C'est exactement ce que je ressens à l'instant présent. Oui, bon d'accord, j'exagère peut-être un peu. N'empêche que je ne peux ignorer le sentiment de trahison qui me tord les boyaux alors que ma mère, remettant ses boucles châtain en place pour se donner une contenance, se lève et tire par la main cet homme dont le physique me rappelle tellement mon père que j'en ai l'estomac nouée.

Ma mère s'éclaircit la gorge et il me semble qu'elle se colle un peu plus à cet intrus, comme pour se donner du courage. Mon cœur se serre encore plus.

-Enzo, tu es rentré ? Je pensais que tu dormais chez Esmérya...Je te présente Régis mon...euh...ami ?

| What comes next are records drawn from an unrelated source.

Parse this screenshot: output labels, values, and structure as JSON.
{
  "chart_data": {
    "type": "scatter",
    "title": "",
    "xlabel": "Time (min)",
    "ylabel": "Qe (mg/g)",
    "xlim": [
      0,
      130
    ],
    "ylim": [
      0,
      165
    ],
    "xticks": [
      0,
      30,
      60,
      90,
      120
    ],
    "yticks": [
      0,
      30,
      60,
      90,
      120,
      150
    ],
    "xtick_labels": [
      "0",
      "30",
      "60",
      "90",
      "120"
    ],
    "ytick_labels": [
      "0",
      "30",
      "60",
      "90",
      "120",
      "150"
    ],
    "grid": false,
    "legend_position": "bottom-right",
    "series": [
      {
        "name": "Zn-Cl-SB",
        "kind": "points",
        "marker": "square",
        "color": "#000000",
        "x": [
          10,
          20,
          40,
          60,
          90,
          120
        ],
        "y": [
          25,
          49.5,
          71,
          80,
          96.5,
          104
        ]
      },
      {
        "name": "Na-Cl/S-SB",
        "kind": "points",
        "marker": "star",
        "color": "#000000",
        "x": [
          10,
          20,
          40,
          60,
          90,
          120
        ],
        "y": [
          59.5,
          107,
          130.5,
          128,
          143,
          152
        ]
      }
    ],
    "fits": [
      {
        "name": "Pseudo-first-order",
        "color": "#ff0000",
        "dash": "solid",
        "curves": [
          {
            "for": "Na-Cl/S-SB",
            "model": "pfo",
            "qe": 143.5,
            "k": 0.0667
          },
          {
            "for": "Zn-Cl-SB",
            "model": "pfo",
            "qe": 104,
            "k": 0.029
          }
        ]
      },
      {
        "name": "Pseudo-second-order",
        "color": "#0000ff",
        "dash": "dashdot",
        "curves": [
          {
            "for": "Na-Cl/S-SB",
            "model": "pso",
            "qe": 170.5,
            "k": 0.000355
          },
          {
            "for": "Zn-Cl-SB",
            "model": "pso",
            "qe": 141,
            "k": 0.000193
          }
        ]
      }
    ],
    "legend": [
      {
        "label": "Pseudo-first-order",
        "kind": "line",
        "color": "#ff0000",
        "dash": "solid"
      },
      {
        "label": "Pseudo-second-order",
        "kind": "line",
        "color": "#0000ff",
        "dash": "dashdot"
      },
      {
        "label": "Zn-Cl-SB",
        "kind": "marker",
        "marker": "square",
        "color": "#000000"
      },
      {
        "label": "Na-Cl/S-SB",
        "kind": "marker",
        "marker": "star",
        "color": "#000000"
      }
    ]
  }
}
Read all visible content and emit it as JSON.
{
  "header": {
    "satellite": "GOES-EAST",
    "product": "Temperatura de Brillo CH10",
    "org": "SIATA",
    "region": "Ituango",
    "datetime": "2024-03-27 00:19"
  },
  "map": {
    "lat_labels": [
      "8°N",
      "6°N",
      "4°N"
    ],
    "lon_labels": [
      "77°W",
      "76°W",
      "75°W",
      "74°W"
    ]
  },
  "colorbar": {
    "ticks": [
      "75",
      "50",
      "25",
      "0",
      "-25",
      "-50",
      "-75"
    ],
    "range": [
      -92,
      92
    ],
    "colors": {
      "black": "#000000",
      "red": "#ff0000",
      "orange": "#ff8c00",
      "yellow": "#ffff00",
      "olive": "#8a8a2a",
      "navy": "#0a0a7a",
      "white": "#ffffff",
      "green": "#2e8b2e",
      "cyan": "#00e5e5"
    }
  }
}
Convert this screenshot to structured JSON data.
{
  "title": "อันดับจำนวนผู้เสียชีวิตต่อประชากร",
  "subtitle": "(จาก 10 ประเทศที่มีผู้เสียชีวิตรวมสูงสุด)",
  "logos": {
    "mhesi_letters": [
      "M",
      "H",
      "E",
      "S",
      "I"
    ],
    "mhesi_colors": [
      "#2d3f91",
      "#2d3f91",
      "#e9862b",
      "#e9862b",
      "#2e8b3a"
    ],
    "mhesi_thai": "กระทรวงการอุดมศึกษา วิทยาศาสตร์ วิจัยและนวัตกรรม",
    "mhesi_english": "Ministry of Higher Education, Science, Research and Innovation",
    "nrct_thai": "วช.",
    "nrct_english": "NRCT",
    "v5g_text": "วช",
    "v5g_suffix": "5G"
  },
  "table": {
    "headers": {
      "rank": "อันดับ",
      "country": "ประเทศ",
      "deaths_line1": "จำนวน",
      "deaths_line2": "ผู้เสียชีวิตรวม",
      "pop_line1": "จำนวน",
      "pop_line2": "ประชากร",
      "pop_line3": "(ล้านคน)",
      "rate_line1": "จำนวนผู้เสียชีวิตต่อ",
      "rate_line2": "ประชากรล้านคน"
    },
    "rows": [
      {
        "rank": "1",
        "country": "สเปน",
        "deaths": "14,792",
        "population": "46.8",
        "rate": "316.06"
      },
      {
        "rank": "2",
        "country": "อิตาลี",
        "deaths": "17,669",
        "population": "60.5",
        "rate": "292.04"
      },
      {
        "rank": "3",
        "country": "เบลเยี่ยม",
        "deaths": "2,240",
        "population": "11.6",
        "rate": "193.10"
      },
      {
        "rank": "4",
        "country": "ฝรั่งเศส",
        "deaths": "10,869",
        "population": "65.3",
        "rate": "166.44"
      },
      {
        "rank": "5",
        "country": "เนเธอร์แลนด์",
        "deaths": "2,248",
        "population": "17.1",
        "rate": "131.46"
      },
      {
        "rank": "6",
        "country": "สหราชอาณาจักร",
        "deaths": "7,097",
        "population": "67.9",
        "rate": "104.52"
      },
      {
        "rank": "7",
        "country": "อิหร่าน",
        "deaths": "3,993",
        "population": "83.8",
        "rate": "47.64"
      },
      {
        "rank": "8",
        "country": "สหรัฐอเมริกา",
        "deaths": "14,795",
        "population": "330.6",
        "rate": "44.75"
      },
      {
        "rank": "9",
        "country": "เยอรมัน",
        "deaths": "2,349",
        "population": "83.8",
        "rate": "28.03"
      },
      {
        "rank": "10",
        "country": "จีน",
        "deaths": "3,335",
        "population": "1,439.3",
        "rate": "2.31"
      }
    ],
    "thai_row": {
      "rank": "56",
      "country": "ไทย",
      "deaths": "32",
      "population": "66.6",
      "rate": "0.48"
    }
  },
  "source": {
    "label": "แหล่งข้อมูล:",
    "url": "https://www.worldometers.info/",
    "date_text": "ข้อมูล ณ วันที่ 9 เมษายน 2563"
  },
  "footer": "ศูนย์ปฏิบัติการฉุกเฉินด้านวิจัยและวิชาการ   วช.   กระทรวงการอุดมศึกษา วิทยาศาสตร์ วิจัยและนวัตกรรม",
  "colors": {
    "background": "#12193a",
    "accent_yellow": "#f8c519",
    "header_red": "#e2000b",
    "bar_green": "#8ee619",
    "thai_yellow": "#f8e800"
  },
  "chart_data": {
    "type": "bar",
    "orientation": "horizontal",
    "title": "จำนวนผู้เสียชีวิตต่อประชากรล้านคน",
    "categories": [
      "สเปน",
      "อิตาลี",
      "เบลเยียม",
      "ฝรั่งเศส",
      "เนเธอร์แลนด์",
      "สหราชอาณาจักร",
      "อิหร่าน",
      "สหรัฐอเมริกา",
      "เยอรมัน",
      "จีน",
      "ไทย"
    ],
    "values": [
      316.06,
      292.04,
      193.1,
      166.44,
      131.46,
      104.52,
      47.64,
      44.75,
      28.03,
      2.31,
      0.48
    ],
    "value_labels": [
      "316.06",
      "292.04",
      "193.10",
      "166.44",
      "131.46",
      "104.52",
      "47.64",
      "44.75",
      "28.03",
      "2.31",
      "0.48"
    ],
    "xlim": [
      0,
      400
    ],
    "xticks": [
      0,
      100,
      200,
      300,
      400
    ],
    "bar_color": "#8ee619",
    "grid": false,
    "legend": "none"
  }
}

Je reste silencieux, la main encore crispée sur la poignée de la porte d'entrée, les mâchoires serrées, jaugeant le nouveau venu d'un regard dur. Je ne peux pas croire qu'elle soit entrain de prononcer ces mots, tant redoutés. Devant mon silence et la tension qui grimpe dans la pièce, ma mère insiste :

-Enzo...? Dis bonjour à Régis s'il-te-plait.

-Bonjour à Régis s'il-te-plait.

Mon ton est froid avec une insolence à peine voilée. Je sais parfaitement que je n'ai pas le droit d'avoir un comportement pareil mais je ne peux pas m'en empêcher. L'individu indésirable se frotte la nuque visiblement gêné avant de s'avancer vers moi et de me tendre la main.

Je ne la saisis pas et lève les yeux vers son visage. Je suis presque surpris d'y rencontrer un regard gris acier, étonnamment doux et non pas les prunelles bleu lagon de mon père. Il me sourit gentiment et  laisse retomber sa main le long du corps.

-Désolé pour cette rencontre un peu brutale, mon garçon. Nat' et moi avions prévu de vous en parler à Claire et à toi un peu plus tard et d'une façon plus douce mais...

J'avale de travers. Mon garçon ? Nat' ?

-Oh ? Mais je vois qu'on est assez intime pour se permettre de donner des surnoms à tout va et de me tutoyer ! Ma mère s'appelle Nathalie et je ne suis certainement pas prêt à être "votre garçon".

Furieux, je claque la porte d'entrée et pointe un doigt accusateur vers ma mère.

-Ça fait combien de temps que ça dure cette histoire maman ?

-Et bien...Régis est psychologue en fait et tu sais que j'ai eu besoin de me faire aider donc...Je dirais neuf mois...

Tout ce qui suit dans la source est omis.